Invisibility
So Earlier this week i got myself pulled into another Black Women v. Black Men argument...
Yeah i know....but i just had to say something b/c the fact of the matter is i like a good debate and when someone you love and respect starts to beat up on who you are, you get compelled to say something
In any case because i stayed on the sidelines because 1. i knew it was against my better judgement to even entertain it and 2. i was genuinely trying to gain such an understanding for all of the vitriol.
Well yall know how these arguments go. Heated and intense with neither side gaining any ground. As i was presenting my arguments about how blaming black men for media presentations concerning colorism (that they dont own or control) and ideas about skin color and value (that have been imprinted on them by white supremacy). I noticed i was getting upset because i love black women and i am faithful to black women. And despite my words my dedication and sincerity her i am being torn down. I literally sitting in front of my computer screen mad, indignant, about to launch in to a self righteous rant.

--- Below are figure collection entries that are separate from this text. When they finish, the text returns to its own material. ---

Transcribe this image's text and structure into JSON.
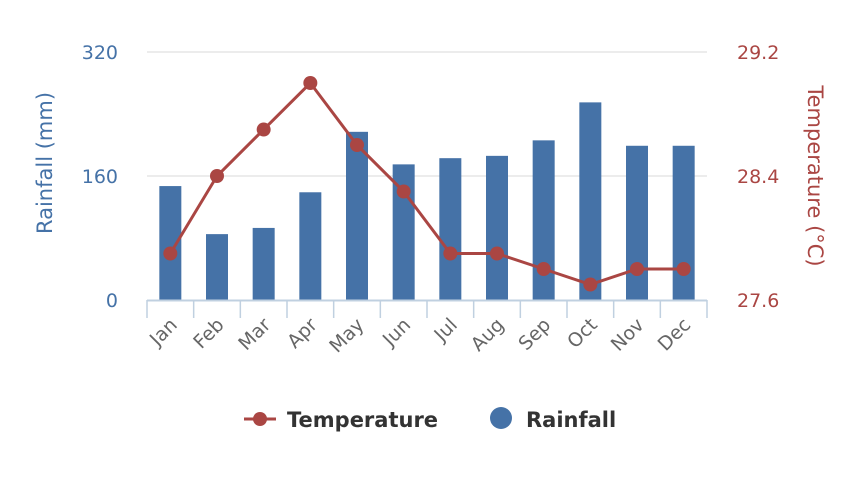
{
  "chart_data": {
    "type": "bar+line",
    "categories": [
      "Jan",
      "Feb",
      "Mar",
      "Apr",
      "May",
      "Jun",
      "Jul",
      "Aug",
      "Sep",
      "Oct",
      "Nov",
      "Dec"
    ],
    "series": [
      {
        "name": "Rainfall",
        "type": "bar",
        "axis": "left",
        "color": "#4572a7",
        "values": [
          147,
          85,
          93,
          139,
          217,
          175,
          183,
          186,
          206,
          255,
          199,
          199
        ]
      },
      {
        "name": "Temperature",
        "type": "line",
        "axis": "right",
        "color": "#aa4643",
        "values": [
          27.9,
          28.4,
          28.7,
          29.0,
          28.6,
          28.3,
          27.9,
          27.9,
          27.8,
          27.7,
          27.8,
          27.8
        ]
      }
    ],
    "left_axis": {
      "label": "Rainfall (mm)",
      "ticks": [
        "0",
        "160",
        "320"
      ],
      "range": [
        0,
        320
      ],
      "color": "#4572a7"
    },
    "right_axis": {
      "label": "Temperature (°C)",
      "ticks": [
        "27.6",
        "28.4",
        "29.2"
      ],
      "range": [
        27.6,
        29.2
      ],
      "color": "#aa4643"
    },
    "legend": {
      "placement": "bottom",
      "items": [
        "Temperature",
        "Rainfall"
      ]
    },
    "grid": true
  }
}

Then i stopped. Cuz at that moment i realized this is what it feels like to be invisible. To not be seen for the actions of others...now im aware of the concept of invisibility and how it applies when people make monolithic wholes of things but generally i either expect it or dont care enough about the person to acknowledge their thoughts. This time i felt invisible i experienced it. I felt that nothing i did mattered despite my most honest sincerity. Frankly it was painful and infuriating rolled all into this little ball of powerlessness. Now i understood where those words were coming from, a combination of anger powerlessness and truth. At that point the motivation to argue left me.
Reality is we can argue for years and years about how the problems became the problems. I want to fix them. I wanna make so that women wont care what media figures say about them because they know their men are at their backs to support them and I want the men who are warriors for their people to be seen and met with love instead of skepticism.